IT Baseline Protection Manual S 2.124 Selection of suitable database software
S 2.124 Selection of suitable database software
Initiation responsibility: Head of IT Section, IT Security Management
Implementation responsibility: IT Security Management, Administrators
During the procurement of a new database software, it should be selected so as to achieve the highest possible degree of security with a minimum of personnel and organisational resources during future operation.
To start with, the area of application and the purpose of the database system needs to be ascertained in order to formulate requirements concerning availability, integrity and confidentiality. Furthermore, the requirements regarding processed data volumes, processing rate and throughput need to be quantified. This will shape the features required of the database software, such as portability to particular hardware platforms and operating systems, or the scope of necessary security mechanisms. At this stage of planning, it is already possible to determine whether and to what extent hardware will need to be extended and upgraded for future operation of the database system. The required monitoring functions must also be defined on the basis of the availability requirements, i.e. it must be decided which various database states should be identified and in which form (e.g. by means of a log file) as well as the method of notifying responsible persons or groups of persons about critical states of the database (for example, through the output of messages to the console).
Particular note must be made of the following items when procuring database software:
The database software itself must possess suitable mechanisms for the identification and authentication of users (refer to S 2.128 Controlling Access to a Database System).
The database software must possess suitable mechanisms for limiting resources (refer to S 4.73 Specifying upper limits).
If the database is used to manage confidential data, it must be protected against access by unauthorised persons. In this case, the selected database software must possess appropriate mechanisms for access control (refer to S 2.129 Controlling Access to Database Information).
It should be possible to put several users with identical access rights into groups. In this case, it is necessary to distinguish between administrator groups and user groups. Distinction between various administrative roles should also be supported (refer to S 2.131 Separation of Administrative Tasks for Database Systems).

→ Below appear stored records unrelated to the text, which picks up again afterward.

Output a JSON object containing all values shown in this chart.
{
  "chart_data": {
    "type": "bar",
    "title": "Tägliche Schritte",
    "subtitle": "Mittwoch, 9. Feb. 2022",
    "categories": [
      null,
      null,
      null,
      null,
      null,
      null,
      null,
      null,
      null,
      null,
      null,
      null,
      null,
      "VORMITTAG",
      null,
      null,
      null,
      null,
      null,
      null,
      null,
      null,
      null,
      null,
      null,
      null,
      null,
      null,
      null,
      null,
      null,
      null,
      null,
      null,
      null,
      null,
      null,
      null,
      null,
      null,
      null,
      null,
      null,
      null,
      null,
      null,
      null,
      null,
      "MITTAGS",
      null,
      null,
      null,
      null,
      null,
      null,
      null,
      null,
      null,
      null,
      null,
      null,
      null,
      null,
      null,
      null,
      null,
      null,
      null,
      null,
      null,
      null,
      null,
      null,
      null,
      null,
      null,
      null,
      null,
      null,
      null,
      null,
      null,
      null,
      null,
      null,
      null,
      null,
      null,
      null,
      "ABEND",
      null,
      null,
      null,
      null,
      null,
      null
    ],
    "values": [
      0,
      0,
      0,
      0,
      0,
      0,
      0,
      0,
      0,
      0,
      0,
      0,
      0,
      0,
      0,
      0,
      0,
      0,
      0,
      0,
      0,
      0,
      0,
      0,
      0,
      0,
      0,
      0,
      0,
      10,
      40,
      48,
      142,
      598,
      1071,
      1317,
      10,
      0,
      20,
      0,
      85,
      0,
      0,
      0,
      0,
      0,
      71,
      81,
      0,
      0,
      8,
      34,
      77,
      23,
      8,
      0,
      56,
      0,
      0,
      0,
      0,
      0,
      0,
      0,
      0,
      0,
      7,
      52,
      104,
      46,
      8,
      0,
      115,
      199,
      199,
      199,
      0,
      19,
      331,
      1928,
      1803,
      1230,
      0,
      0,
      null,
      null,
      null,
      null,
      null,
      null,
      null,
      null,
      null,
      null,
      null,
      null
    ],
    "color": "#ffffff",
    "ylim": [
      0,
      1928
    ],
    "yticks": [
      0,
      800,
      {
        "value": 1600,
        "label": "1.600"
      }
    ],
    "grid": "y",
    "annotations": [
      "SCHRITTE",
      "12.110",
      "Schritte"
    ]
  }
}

Different databases are equipped with mechanisms providing different scopes of access control; they might even be equipped with similar security mechanisms providing different degrees of resolution. Clarification is required in advance as to which type of access control is needed, and which database software fulfils the defined security requirements. Of key importance here are techniques of restricting access rights to database objects and data itself.
Examples:
Users can be denied the rights to create or modify database objects (e.g. tables).
Users can be granted read-only access to a table, but denied write-access to it.
Individual users can be denied access to particular tables or table fields.
Some users can be denied access to data records with certain attributes (e.g. an official in Bonn can be denied access to the data of an official in Cologne).
Some manufacturers offer the possibility of defining groups as well as roles. This allows differentiated access control to database objects. Related requirements must be clarified in advance and taken into consideration when selecting the database software.
The database software must also be examined with respect to the monitoring and control mechanisms it offers. Related requirements must be defined and compared with the features of the products (examples are provided in S 2.133 Checking the Log Files of a Database System and S 2.126 Creation of a Database Security Concept).
It must be checked as to whether the database software supports distinction between the roles of administrator and auditor. It should be possible to configure the role of an auditor who is solely authorised to analyse and delete log files. This prevents potential manipulations by the database administrator.
To protect the integrity of the database, the database software must be equipped with a complete transaction system in compliance with the ACID principle. Nowadays, this requirement is fulfilled by all major relational database management systems.
Mechanisms for backing up the database must be available (refer to S 6.49 Data Backup in a Database).
Clarification is required in advance as to which data backup features the database software needs to provide. For example, a partial database backup is not possible with all commercially available products. In individual cases, a check is therefore required as to whether the prepared database backup policy can be implemented with the available mechanisms.
These criteria must be used as a basis for testing and evaluating the available database systems. The software finally selected should fulfil the specified requirements to the greatest possible extent. Any remaining requirements should be covered using externally or internally developed add-ons. Before procurement, clarification is required as to which external add-ons are available for which database software, in order to avoid costly internal development.
Most commercial database management systems are available in different versions. Versions of the same database management system can differ in terms of their functionality, also as regards data security. Due to intense competition between manufacturers, some of the software programs supplied by them are not yet fully developed, and are thus potentially restricted in their functionality and reliability.
In view of this, a test phase should be implemented in order to check whether the selected database software actually performs the required functions in the stipulated operating environment. This applies particularly to performance specifications and contingency planning mechanisms.
Experience gathered from comparable installations should also be taken into consideration before procurement of the database software.
Additional controls:
Have the requirements for the database software been formulated and documented?
Have relevant database systems been evaluated on the basis of these requirements?